6. Assume that I accept that God created the Universe. Well, then how? Surely, even if we assume this hypothesis to be true, we should try and find a mechanism.
Even if we were to accept there was a God that really makes no difference to the questions I ask about the origin of the Universe, where it came from and why it is the way it is. To say that "God did it" is the vaguest possible answer, like identifying the killer in a "whodunnit" thriller but without supplying motive or means. Sherlock Holmes would not be impressed. Any 'believer' should surely be interested in how God did it. If one saw a magician produce a rabbit from a hat, and one was convinced that this wasn't just a trick, that it didn't just seem that the rabbit had been brought out of an empty hat but that in fact a rabbit had been materialised out of thin air, then any intelligent human being would surely not just sit there and say "Wow! He created a rabbit out of thin air". He or she would want to find out exactly how this magician made this rabbit appear.

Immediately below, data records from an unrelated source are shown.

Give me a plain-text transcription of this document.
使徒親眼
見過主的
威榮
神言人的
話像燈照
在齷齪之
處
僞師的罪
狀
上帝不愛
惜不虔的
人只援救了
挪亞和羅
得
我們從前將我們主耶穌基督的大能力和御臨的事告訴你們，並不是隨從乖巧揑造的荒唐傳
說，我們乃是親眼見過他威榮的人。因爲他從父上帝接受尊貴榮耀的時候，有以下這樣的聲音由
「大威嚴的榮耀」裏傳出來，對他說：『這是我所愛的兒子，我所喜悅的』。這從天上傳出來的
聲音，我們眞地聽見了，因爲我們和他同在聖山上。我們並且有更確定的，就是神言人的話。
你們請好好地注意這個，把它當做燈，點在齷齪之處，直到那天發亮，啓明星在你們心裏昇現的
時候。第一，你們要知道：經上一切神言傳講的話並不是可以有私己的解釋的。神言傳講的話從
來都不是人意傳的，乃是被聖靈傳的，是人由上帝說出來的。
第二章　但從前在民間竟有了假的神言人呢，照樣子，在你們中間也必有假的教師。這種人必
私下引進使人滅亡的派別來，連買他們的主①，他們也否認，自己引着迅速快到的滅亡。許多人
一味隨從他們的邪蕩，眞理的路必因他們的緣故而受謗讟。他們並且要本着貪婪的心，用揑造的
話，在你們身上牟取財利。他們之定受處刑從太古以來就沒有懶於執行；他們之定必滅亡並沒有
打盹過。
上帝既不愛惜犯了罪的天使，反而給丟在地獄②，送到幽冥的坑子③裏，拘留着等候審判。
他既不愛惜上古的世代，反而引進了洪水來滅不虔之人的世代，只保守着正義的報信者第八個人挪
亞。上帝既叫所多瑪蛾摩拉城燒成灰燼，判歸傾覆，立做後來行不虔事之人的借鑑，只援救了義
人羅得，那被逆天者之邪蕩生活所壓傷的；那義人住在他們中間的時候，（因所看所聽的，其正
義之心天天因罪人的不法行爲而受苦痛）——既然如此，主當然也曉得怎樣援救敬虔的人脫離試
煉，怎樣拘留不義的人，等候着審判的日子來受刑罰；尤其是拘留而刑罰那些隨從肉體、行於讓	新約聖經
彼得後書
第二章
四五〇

And so it should be with the notion of God's creation of the Universe, for this is surely the greatest conjuring trick in history. Of course, I do not believe in the existence of the magician.
God is dead
"God is dead. God remains dead. And we have killed him. How shall we, the murderers of all murderers, console ourselves? That which was holiest and mightiest of all that the world has yet possessed has bled to death under our knives - who will wipe this blood off us? With what water could we purify ourselves? What festivals of atonement, what sacred games shall we need to invent? Is not the greatness of this deed too great for us? Must not we ourselves become gods simply to seem worth of it? There has never been a greater deed - and whoever shall be born after us, for the sake of this deed he shall be part of a higher history than all history hitherto."